Research

Studying protein dynamics using molecular dynamics sumulations. This approach is sometimes referred to as a “computational microscope”; equations of motion are numerically integrated for every atom based on an empirical potential energy function. Simulations produce long time-resolved trajectories of atomic coordinates and provide a representation of a given molecule’s structural ensemble. In my work, I study a full spectrum of the dynamic disorder observed in proteins: from folded crystalline proteins to intrinsically disordered proteins (IDPs) in solution. Compared to folded proteins, IDPs lack a stable three-dimensional structure, and instead they dynamically interchange between a large ensemble of conformational states corresponding to shallow minima of the free energy landscape.

Defining conformational states of proteins using dimensionality reduction and clustering algorithms. I am trying to build an intuition about the clustering of molecular conformations in order to apply it to protein simulations. Clustering methods used to analyze MD trajectories require specification of the number of clusters. The number of clusters is an approximation to number of conformational states since geometrically and energetically similar structures share the same conformational states. This parameter is often unknown in advance and is the quantity of interest itself.

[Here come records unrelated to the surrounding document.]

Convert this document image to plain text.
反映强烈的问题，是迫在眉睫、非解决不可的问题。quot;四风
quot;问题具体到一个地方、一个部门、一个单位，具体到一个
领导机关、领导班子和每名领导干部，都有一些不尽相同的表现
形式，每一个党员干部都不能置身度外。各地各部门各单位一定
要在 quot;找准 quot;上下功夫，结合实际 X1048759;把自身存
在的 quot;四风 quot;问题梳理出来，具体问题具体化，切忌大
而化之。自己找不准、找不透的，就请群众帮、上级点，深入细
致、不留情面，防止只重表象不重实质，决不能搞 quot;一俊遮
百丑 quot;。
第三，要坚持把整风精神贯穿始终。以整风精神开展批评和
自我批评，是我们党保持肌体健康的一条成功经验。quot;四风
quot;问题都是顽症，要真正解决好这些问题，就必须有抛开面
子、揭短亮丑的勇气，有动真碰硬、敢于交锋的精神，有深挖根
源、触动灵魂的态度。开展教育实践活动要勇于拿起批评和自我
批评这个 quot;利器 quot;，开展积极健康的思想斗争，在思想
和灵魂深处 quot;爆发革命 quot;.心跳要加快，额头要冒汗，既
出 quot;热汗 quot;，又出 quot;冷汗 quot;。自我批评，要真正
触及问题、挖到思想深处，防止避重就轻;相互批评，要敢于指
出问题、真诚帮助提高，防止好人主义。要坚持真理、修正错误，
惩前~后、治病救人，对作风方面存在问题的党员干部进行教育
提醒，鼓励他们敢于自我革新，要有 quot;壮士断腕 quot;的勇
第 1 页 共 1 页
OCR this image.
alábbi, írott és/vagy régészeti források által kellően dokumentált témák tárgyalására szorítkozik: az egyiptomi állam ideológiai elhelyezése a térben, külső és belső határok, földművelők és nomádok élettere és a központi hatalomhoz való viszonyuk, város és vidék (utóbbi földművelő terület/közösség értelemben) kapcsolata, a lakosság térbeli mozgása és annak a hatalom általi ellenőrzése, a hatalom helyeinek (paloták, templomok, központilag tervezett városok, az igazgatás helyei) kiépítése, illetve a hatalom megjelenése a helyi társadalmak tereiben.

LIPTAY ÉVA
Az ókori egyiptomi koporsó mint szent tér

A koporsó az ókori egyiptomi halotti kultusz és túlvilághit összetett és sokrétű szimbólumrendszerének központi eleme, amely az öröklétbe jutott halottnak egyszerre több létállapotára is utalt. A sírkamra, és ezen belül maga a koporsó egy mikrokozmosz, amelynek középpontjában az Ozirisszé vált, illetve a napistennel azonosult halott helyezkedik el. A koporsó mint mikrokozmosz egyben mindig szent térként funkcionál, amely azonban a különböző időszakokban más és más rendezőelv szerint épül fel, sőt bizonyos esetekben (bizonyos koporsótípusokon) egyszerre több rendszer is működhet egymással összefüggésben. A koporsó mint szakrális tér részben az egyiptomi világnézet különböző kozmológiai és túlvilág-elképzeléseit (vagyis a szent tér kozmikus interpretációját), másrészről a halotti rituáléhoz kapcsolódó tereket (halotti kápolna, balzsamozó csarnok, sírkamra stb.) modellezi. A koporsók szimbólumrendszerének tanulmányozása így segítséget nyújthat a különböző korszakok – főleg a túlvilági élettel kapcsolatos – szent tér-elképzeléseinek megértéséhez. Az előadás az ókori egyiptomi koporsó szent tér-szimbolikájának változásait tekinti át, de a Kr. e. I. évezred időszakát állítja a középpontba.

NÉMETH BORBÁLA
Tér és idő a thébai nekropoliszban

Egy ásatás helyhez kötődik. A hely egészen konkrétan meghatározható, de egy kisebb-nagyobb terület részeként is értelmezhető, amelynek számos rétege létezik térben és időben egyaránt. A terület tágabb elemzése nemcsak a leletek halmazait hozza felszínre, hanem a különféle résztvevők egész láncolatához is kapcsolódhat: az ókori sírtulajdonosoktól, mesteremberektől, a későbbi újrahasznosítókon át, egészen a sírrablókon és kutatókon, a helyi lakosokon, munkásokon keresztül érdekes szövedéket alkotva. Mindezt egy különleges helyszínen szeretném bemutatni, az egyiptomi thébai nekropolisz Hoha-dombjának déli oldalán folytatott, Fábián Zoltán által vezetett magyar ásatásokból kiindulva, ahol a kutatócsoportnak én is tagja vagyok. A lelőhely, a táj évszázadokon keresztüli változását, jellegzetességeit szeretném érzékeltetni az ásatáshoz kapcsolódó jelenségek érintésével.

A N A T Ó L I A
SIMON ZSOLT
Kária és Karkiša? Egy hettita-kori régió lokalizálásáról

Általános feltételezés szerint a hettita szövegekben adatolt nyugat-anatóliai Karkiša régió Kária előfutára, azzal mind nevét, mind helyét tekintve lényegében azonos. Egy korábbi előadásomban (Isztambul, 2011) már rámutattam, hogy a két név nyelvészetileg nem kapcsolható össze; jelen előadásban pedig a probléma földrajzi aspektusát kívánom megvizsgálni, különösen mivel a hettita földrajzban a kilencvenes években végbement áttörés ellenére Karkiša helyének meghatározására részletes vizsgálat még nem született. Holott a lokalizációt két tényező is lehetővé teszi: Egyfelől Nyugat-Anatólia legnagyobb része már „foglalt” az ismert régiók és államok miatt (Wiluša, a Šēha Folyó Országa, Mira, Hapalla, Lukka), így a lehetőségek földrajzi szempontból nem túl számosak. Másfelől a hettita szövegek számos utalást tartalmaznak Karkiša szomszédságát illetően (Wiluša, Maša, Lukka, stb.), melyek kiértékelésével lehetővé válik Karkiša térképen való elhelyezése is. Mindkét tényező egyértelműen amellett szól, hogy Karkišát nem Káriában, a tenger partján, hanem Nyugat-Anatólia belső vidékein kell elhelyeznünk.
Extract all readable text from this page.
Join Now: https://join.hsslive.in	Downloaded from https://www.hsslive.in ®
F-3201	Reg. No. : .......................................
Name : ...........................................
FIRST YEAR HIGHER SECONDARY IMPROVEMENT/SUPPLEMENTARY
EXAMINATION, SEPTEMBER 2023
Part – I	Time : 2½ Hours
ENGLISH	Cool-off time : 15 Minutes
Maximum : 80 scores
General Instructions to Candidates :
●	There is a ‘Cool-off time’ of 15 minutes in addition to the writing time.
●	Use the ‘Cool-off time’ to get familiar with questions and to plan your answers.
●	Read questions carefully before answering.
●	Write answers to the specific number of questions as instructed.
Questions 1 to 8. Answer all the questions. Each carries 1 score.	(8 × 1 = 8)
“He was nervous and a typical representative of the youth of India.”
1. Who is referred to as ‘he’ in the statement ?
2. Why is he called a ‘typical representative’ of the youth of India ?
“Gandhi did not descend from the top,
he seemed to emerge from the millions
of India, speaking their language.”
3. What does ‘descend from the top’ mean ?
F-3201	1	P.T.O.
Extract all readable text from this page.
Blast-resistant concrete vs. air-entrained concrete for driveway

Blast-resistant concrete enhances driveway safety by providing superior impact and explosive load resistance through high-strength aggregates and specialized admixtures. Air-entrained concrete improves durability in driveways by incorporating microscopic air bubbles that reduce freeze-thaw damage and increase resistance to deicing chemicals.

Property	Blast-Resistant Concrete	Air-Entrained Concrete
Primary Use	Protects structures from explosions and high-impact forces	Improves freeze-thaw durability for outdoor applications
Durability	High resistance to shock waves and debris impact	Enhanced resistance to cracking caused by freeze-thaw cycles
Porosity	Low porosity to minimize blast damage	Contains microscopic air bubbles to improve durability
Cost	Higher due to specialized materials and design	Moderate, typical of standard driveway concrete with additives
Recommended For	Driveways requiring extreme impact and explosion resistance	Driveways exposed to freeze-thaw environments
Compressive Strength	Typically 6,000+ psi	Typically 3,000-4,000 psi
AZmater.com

Developing Markov State Models to describe the conformational space and dynamics of proteins I am seeking for a methodological approach to build robust, accurate and easy to interpret Markov state models for the dynamics of protein. The steps will include proper featurization of conformational states, extraction of the most significant features through dimensionality reduction, clustering of the conformations into distinct kinetically relevant states, building an MSM transition matrix, and estimating the accuracy of the MSM based on objective quality metrics.